İstanbul ve Ankara’nın Çok Gerisinde
Mersin’in içinde bulunduğu tabloyu anlamak için büyükşehirlerle yapılan kıyaslamalar çarpıcı sonuçlar sunuyor:
İl
|
Ortalama SES Skoru
|
Toplam Hane Sayısı
|
En Alt Seviye Oranı
|
İstanbul
|
148
|
4,8 milyon
|
%12,6
|
Ankara
|
150
|
1,9 milyon
|
%12,2
|
Mersin
|
127
|
603 bin
|
%18,5
|
Mersin, hem ortalama skor hem de en alt gelir grubuna düşen hane oranı bakımından Türkiye’nin iki büyük kenti olan İstanbul ve Ankara’nın oldukça gerisinde.

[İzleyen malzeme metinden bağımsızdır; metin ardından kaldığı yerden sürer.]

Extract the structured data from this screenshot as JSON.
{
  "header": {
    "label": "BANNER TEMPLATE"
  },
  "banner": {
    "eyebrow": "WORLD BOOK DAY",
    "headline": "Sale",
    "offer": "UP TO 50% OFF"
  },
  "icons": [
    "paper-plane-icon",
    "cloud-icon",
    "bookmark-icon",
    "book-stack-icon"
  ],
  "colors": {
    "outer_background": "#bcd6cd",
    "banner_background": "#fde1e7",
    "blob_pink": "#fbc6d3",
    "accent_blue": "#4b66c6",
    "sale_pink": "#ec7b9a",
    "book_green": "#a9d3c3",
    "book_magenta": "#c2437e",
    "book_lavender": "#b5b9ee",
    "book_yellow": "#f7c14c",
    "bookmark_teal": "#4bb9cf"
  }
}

Bu fark, sadece ekonomik değil; sosyal hizmetlere, eğitime, sağlığa ve barınma hakkına erişim gibi temel yaşam koşullarına da doğrudan yansıyor.

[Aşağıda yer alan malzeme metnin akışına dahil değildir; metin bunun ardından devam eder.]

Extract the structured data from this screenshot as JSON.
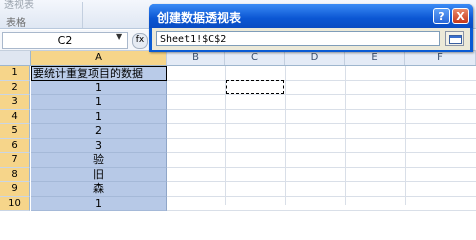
{
  "ribbon": {
    "partial_label": "透视表",
    "group_label": "表格"
  },
  "formula_bar": {
    "name_box": "C2",
    "fx": "fx"
  },
  "columns": [
    "A",
    "B",
    "C",
    "D",
    "E",
    "F"
  ],
  "rows": [
    {
      "num": "1",
      "value": "要统计重复项目的数据"
    },
    {
      "num": "2",
      "value": "1"
    },
    {
      "num": "3",
      "value": "1"
    },
    {
      "num": "4",
      "value": "1"
    },
    {
      "num": "5",
      "value": "2"
    },
    {
      "num": "6",
      "value": "3"
    },
    {
      "num": "7",
      "value": "验"
    },
    {
      "num": "8",
      "value": "旧"
    },
    {
      "num": "9",
      "value": "森"
    },
    {
      "num": "10",
      "value": "1"
    }
  ],
  "dialog": {
    "title": "创建数据透视表",
    "help_label": "?",
    "close_label": "X",
    "reference": "Sheet1!$C$2"
  }
}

Sosyal Eşitsizlik Derinleşiyor: Göz Ardı Edilen Bir Türkiye Gerçeği
Mersin’deki veriler, Türkiye’de büyüyen ekonomik eşitsizliğin yerel bir yansıması olarak okunabilir. Artan enflasyon, istihdam sorunları, kiralardaki fahiş artış ve sosyal yardım politikalarının etkisizliği, özellikle kıyı kentlerinde ve kırsal bölgelerde yaşayan yoksul haneleri daha da kırılgan hale getiriyor.
111 bin hanenin “en alt” kategoride olması sadece bir rakam değil; bu haneler çocuklarına eğitimde eşit fırsatlar sunamıyor, nitelikli sağlık hizmetine erişemiyor, kira ve fatura yükü altında eziliyor. Yani bu rakam, Mersin’deki sosyal adalet meselesinin tam kalbinde yer alıyor.

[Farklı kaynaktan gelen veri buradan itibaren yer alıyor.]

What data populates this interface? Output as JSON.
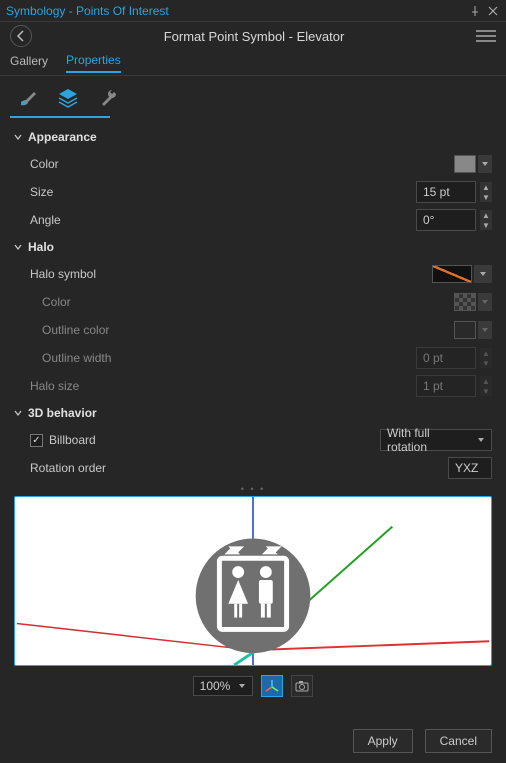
{
  "title": "Symbology - Points Of Interest",
  "header": "Format Point Symbol - Elevator",
  "tabs": {
    "gallery": "Gallery",
    "properties": "Properties"
  },
  "groups": {
    "appearance": {
      "label": "Appearance",
      "color_label": "Color",
      "color_value": "#888888",
      "size_label": "Size",
      "size_value": "15 pt",
      "angle_label": "Angle",
      "angle_value": "0°"
    },
    "halo": {
      "label": "Halo",
      "symbol_label": "Halo symbol",
      "color_label": "Color",
      "outline_color_label": "Outline color",
      "outline_width_label": "Outline width",
      "outline_width_value": "0 pt",
      "size_label": "Halo size",
      "size_value": "1 pt"
    },
    "behavior": {
      "label": "3D behavior",
      "billboard_label": "Billboard",
      "billboard_checked": true,
      "rotation_mode": "With full rotation",
      "rotation_order_label": "Rotation order",
      "rotation_order_value": "YXZ"
    }
  },
  "preview_toolbar": {
    "zoom": "100%"
  },
  "footer": {
    "apply": "Apply",
    "cancel": "Cancel"
  },
  "icons": {
    "pin": "pin-icon",
    "close": "close-icon",
    "back": "back-icon",
    "menu": "menu-icon",
    "brush": "brush-icon",
    "layers": "layers-icon",
    "wrench": "wrench-icon",
    "axes": "axes-toggle-icon",
    "camera": "camera-icon",
    "chevron": "chevron-down-icon"
  }
}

Ekonomik Göstergeler Gerçek Hayatla Uyuşmuyor
TÜİK’in resmi verileri bile, uzun süredir gündemde olan gelir dağılımı adaletsizliğini teyit ediyor. Mersin örneği, makro ekonomik büyümenin topluma eşit yansımadığını ve sosyal devlet ilkesinin giderek zayıfladığını gösteriyor.
Ekonomik büyüme rakamları açıklanırken görmezden gelinen bu haneler, sessiz bir yoksulluğun içinde yaşıyor. Eşitsizlik derinleştikçe, toplumsal barış ve adaletin zemininden uzaklaşmak kaçınılmaz hale geliyor.